Researcher: Can you give me all the data you have about women of childbearing age who were transplanted in the last 5-10 years? We’re doing a study.

Beleaguered database owner: Sure. A few questions though….

Researcher, sighing: It’s not hard, just everything you have:

Beleaguered database owner:, persisting: Can you clarify the timeframe? Do you want to include all the time during the COVID slowdown?

Researcher: Oh, I guess not actually. We only admitted really sick patients then, let’s just do 5 years back.

Beleaguered database owner: Ok. Did you want women of childbearing age or of childbearing potential? We actually screen women to see if they’ve had a hysterectomy or entered menopause, so we could exclude those women, otherwise we’ll give you everyone under 54. Were you looking for pediatric patients? We can start at age 12 or at those who had their first period.

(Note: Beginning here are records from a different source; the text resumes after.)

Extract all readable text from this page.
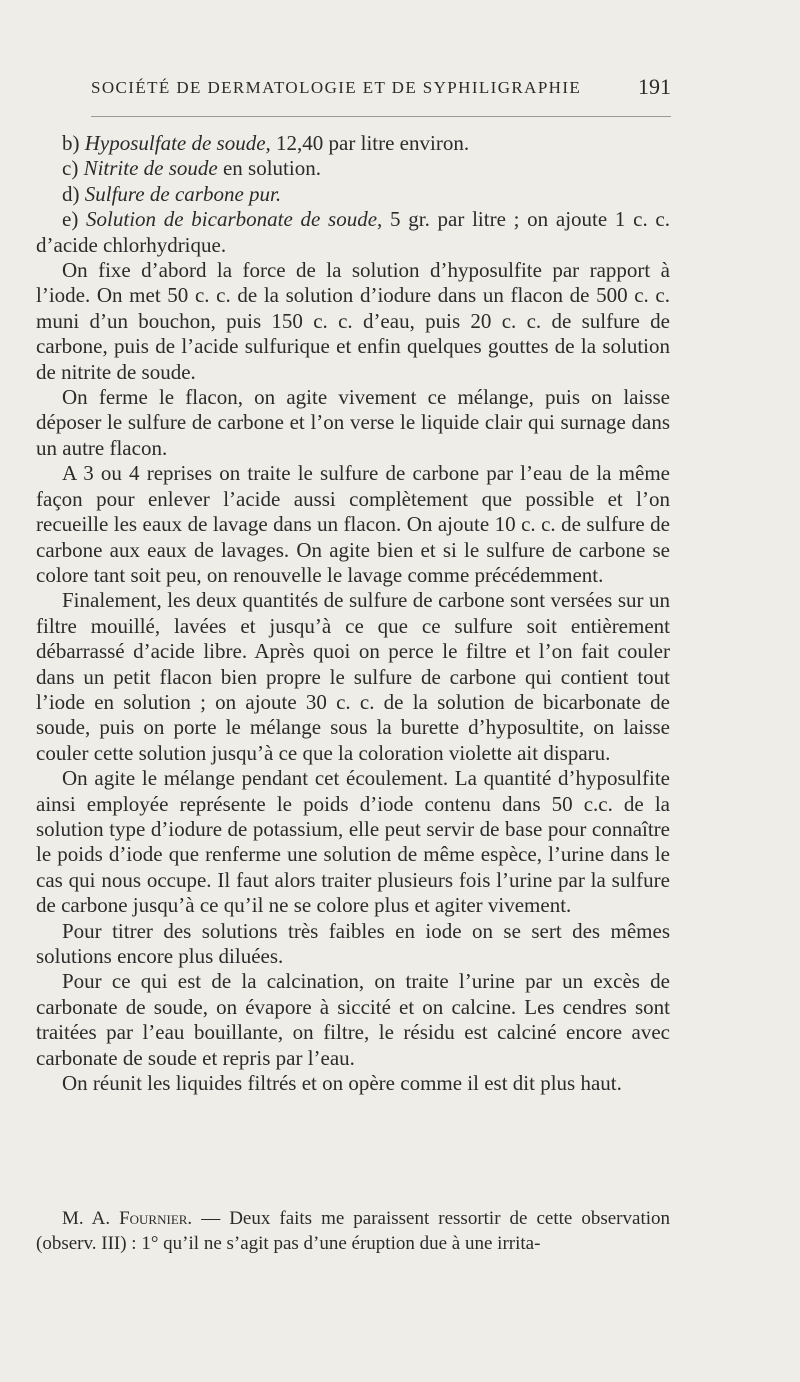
SOCIÉTÉ DE DERMATOLOGIE ET DE SYPHILIGRAPHIE	191

b) Hyposulfate de soude, 12,40 par litre environ.

c) Nitrite de soude en solution.

d) Sulfure de carbone pur.

e) Solution de bicarbonate de soude, 5 gr. par litre ; on ajoute 1 c. c. d’acide chlorhydrique.

On fixe d’abord la force de la solution d’hyposulfite par rapport à l’iode. On met 50 c. c. de la solution d’iodure dans un flacon de 500 c. c. muni d’un bouchon, puis 150 c. c. d’eau, puis 20 c. c. de sulfure de carbone, puis de l’acide sulfurique et enfin quelques gouttes de la solution de nitrite de soude.

On ferme le flacon, on agite vivement ce mélange, puis on laisse déposer le sulfure de carbone et l’on verse le liquide clair qui surnage dans un autre flacon.

A 3 ou 4 reprises on traite le sulfure de carbone par l’eau de la même façon pour enlever l’acide aussi complètement que possible et l’on recueille les eaux de lavage dans un flacon. On ajoute 10 c. c. de sulfure de carbone aux eaux de lavages. On agite bien et si le sulfure de carbone se colore tant soit peu, on renouvelle le lavage comme précédemment.

Finalement, les deux quantités de sulfure de carbone sont versées sur un filtre mouillé, lavées et jusqu’à ce que ce sulfure soit entièrement débarrassé d’acide libre. Après quoi on perce le filtre et l’on fait couler dans un petit flacon bien propre le sulfure de carbone qui contient tout l’iode en solution ; on ajoute 30 c. c. de la solution de bicarbonate de soude, puis on porte le mélange sous la burette d’hyposultite, on laisse couler cette solution jusqu’à ce que la coloration violette ait disparu.

On agite le mélange pendant cet écoulement. La quantité d’hyposulfite ainsi employée représente le poids d’iode contenu dans 50 c.c. de la solution type d’iodure de potassium, elle peut servir de base pour connaître le poids d’iode que renferme une solution de même espèce, l’urine dans le cas qui nous occupe. Il faut alors traiter plusieurs fois l’urine par la sulfure de carbone jusqu’à ce qu’il ne se colore plus et agiter vivement.

Pour titrer des solutions très faibles en iode on se sert des mêmes solutions encore plus diluées.

Pour ce qui est de la calcination, on traite l’urine par un excès de carbonate de soude, on évapore à siccité et on calcine. Les cendres sont traitées par l’eau bouillante, on filtre, le résidu est calciné encore avec carbonate de soude et repris par l’eau.

On réunit les liquides filtrés et on opère comme il est dit plus haut.

M. A. Fournier. — Deux faits me paraissent ressortir de cette observation (observ. III) : 1° qu’il ne s’agit pas d’une éruption due à une irrita-
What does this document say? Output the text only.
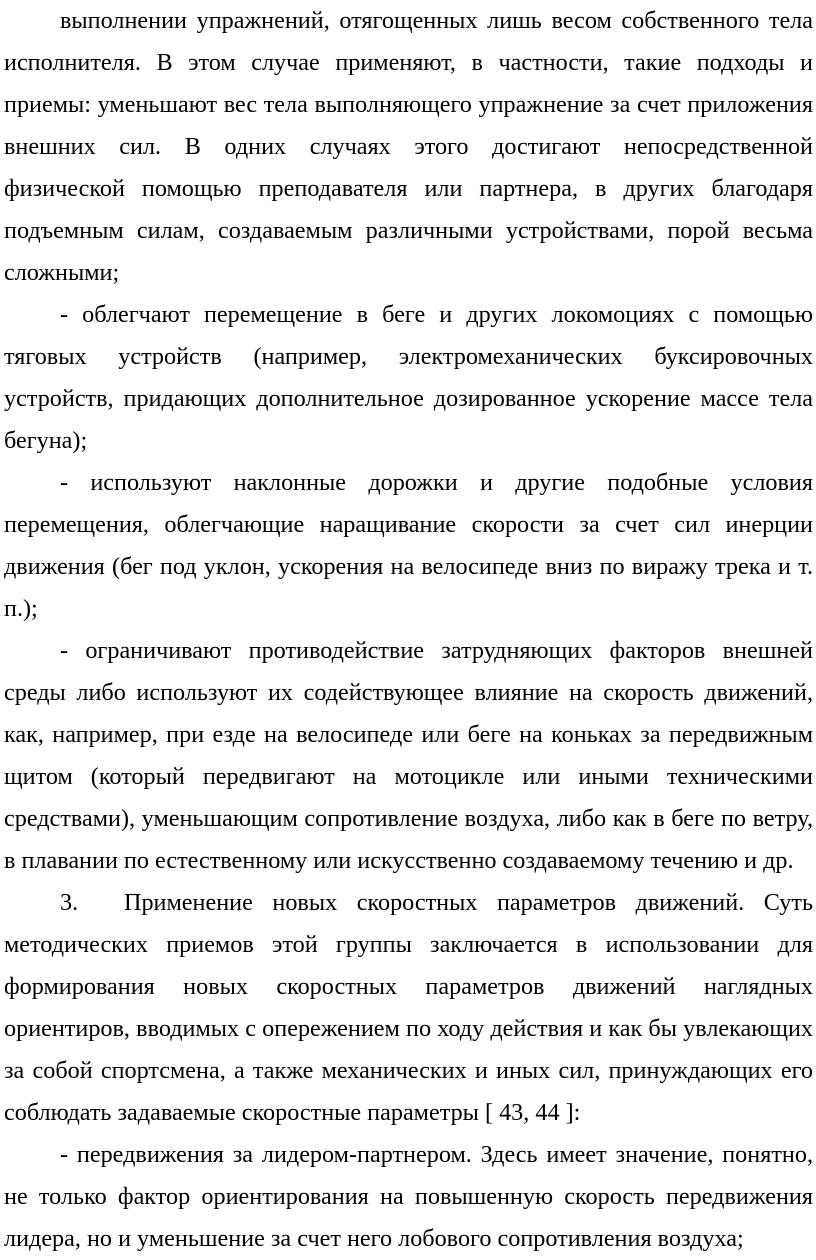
выполнении упражнений, отягощенных лишь весом собственного тела исполнителя. В этом случае применяют, в частности, такие подходы и приемы: уменьшают вес тела выполняющего упражнение за счет приложения внешних сил. В одних случаях этого достигают непосредственной физической помощью преподавателя или партнера, в других благодаря подъемным силам, создаваемым различными устройствами, порой весьма сложными;

- облегчают перемещение в беге и других локомоциях с помощью тяговых устройств (например, электромеханических буксировочных устройств, придающих дополнительное дозированное ускорение массе тела бегуна);

- используют наклонные дорожки и другие подобные условия перемещения, облегчающие наращивание скорости за счет сил инерции движения (бег под уклон, ускорения на велосипеде вниз по виражу трека и т. п.);

- ограничивают противодействие затрудняющих факторов внешней среды либо используют их содействующее влияние на скорость движений, как, например, при езде на велосипеде или беге на коньках за передвижным щитом (который передвигают на мотоцикле или иными техническими средствами), уменьшающим сопротивление воздуха, либо как в беге по ветру, в плавании по естественному или искусственно создаваемому течению и др.

3. Применение новых скоростных параметров движений. Суть методических приемов этой группы заключается в использовании для формирования новых скоростных параметров движений наглядных ориентиров, вводимых с опережением по ходу действия и как бы увлекающих за собой спортсмена, а также механических и иных сил, принуждающих его соблюдать задаваемые скоростные параметры [ 43, 44 ]:

- передвижения за лидером-партнером. Здесь имеет значение, понятно, не только фактор ориентирования на повышенную скорость передвижения лидера, но и уменьшение за счет него лобового сопротивления воздуха;
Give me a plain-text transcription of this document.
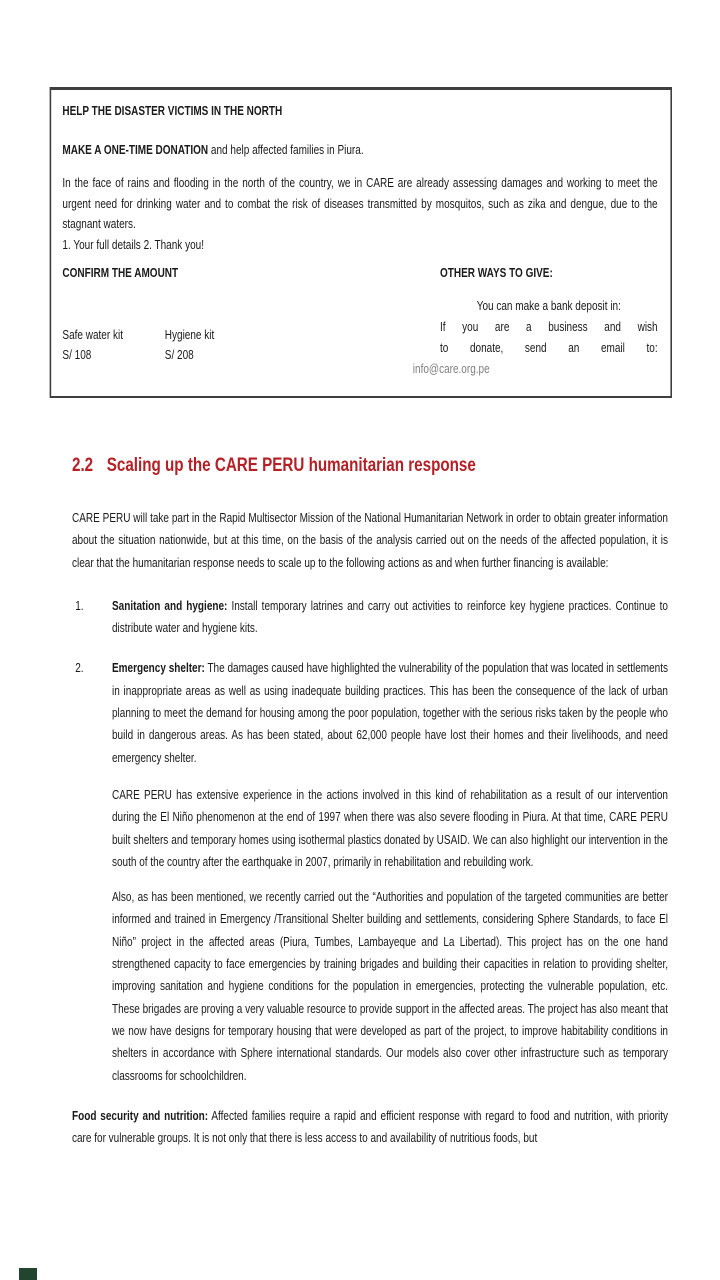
HELP THE DISASTER VICTIMS IN THE NORTH

MAKE A ONE-TIME DONATION and help affected families in Piura.

In the face of rains and flooding in the north of the country, we in CARE are already assessing damages and working to meet the urgent need for drinking water and to combat the risk of diseases transmitted by mosquitos, such as zika and dengue, due to the stagnant waters.

1. Your full details 2. Thank you!

CONFIRM THE AMOUNT

Safe water kit

S/ 108

Hygiene kit

S/ 208

OTHER WAYS TO GIVE:

You can make a bank deposit in:

If you are a business and wish

to donate, send an email to:

info@care.org.pe

2.2 Scaling up the CARE PERU humanitarian response

CARE PERU will take part in the Rapid Multisector Mission of the National Humanitarian Network in order to obtain greater information about the situation nationwide, but at this time, on the basis of the analysis carried out on the needs of the affected population, it is clear that the humanitarian response needs to scale up to the following actions as and when further financing is available:

1.	Sanitation and hygiene: Install temporary latrines and carry out activities to reinforce key hygiene practices. Continue to distribute water and hygiene kits.
2.	Emergency shelter: The damages caused have highlighted the vulnerability of the population that was located in settlements in inappropriate areas as well as using inadequate building practices. This has been the consequence of the lack of urban planning to meet the demand for housing among the poor population, together with the serious risks taken by the people who build in dangerous areas. As has been stated, about 62,000 people have lost their homes and their livelihoods, and need emergency shelter.

CARE PERU has extensive experience in the actions involved in this kind of rehabilitation as a result of our intervention during the El Niño phenomenon at the end of 1997 when there was also severe flooding in Piura. At that time, CARE PERU built shelters and temporary homes using isothermal plastics donated by USAID. We can also highlight our intervention in the south of the country after the earthquake in 2007, primarily in rehabilitation and rebuilding work.

Also, as has been mentioned, we recently carried out the “Authorities and population of the targeted communities are better informed and trained in Emergency /Transitional Shelter building and settlements, considering Sphere Standards, to face El Niño” project in the affected areas (Piura, Tumbes, Lambayeque and La Libertad). This project has on the one hand strengthened capacity to face emergencies by training brigades and building their capacities in relation to providing shelter, improving sanitation and hygiene conditions for the population in emergencies, protecting the vulnerable population, etc. These brigades are proving a very valuable resource to provide support in the affected areas. The project has also meant that we now have designs for temporary housing that were developed as part of the project, to improve habitability conditions in shelters in accordance with Sphere international standards. Our models also cover other infrastructure such as temporary classrooms for schoolchildren.

Food security and nutrition: Affected families require a rapid and efficient response with regard to food and nutrition, with priority care for vulnerable groups. It is not only that there is less access to and availability of nutritious foods, but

Researcher: Oh, I guess I didn’t specify. I was looking at the impact of having a menstrual cycle, so we can exclude the women who didn’t.

Beleaguered database owner: Ok, one more thing. Did you want all transplants, including those who got a second transplant? Because those patients will be listed in the database twice.

Researcher: Oh, I forgot about those people. I just want individual patients. Exclude anyone who came back twice.

And so on. This can go on for a really long time, and this is with experienced researchers accessing a huge treasure trove of information.

I bring this up because I think when we’re trying to figure out “the truth” we often jump to the fact finding portion of our mission before we’ve even properly formulated our question. I was thinking about this earlier this week when the Assistant Village Idiot posted about how we still didn’t know much about the Alex Pretti shooting, and I replied that I felt there were 3 different conversations happening simultaneously:

  1. Were various elected officials justified/truthful/helpful in their statements about the shooting?
  2. Was the shooting legally justified?
  3. Was the shooting morally justified and/or otherwise preventable in the future?

You can quibble with my list or add your own questions, but my point here is much what it is to researchers I mentioned above: if you’re not clear on what your question is, you’re going to struggle to figure out which pieces of data are actually relevant to answering it. There actually is a bit of danger in just requesting “everything” and then trying to sort through it later. If you are trying to prove that Tim Walz/Kristie Noem gave a misleading press conference, that is a different set of data than reviewing the legal justifications for use of force by a border partrol agent, which is different still from a big picture review of everything that led up to the incident. All of the data is coming from one big pool and there’s certainly overlap, but in our discussions we tend to hop around a lot. Heck even in our own minds we tends to jump around a lot, but it can pay off substantially to take a moment to figure out what your actual question is.

We worry a lot these days about “misinformation”, and I certainly stand by that concern. However, I’m also starting to get worried that even when we’re all sharing the right information we’re going to keep arguing more than necessary because we’re not stopping to agree on what we’re even arguing about first. In nearly any public event there’s always going to be multiple relevant questions that need answering, and slight changes in focus can change the relevant data set substantially. My two cents.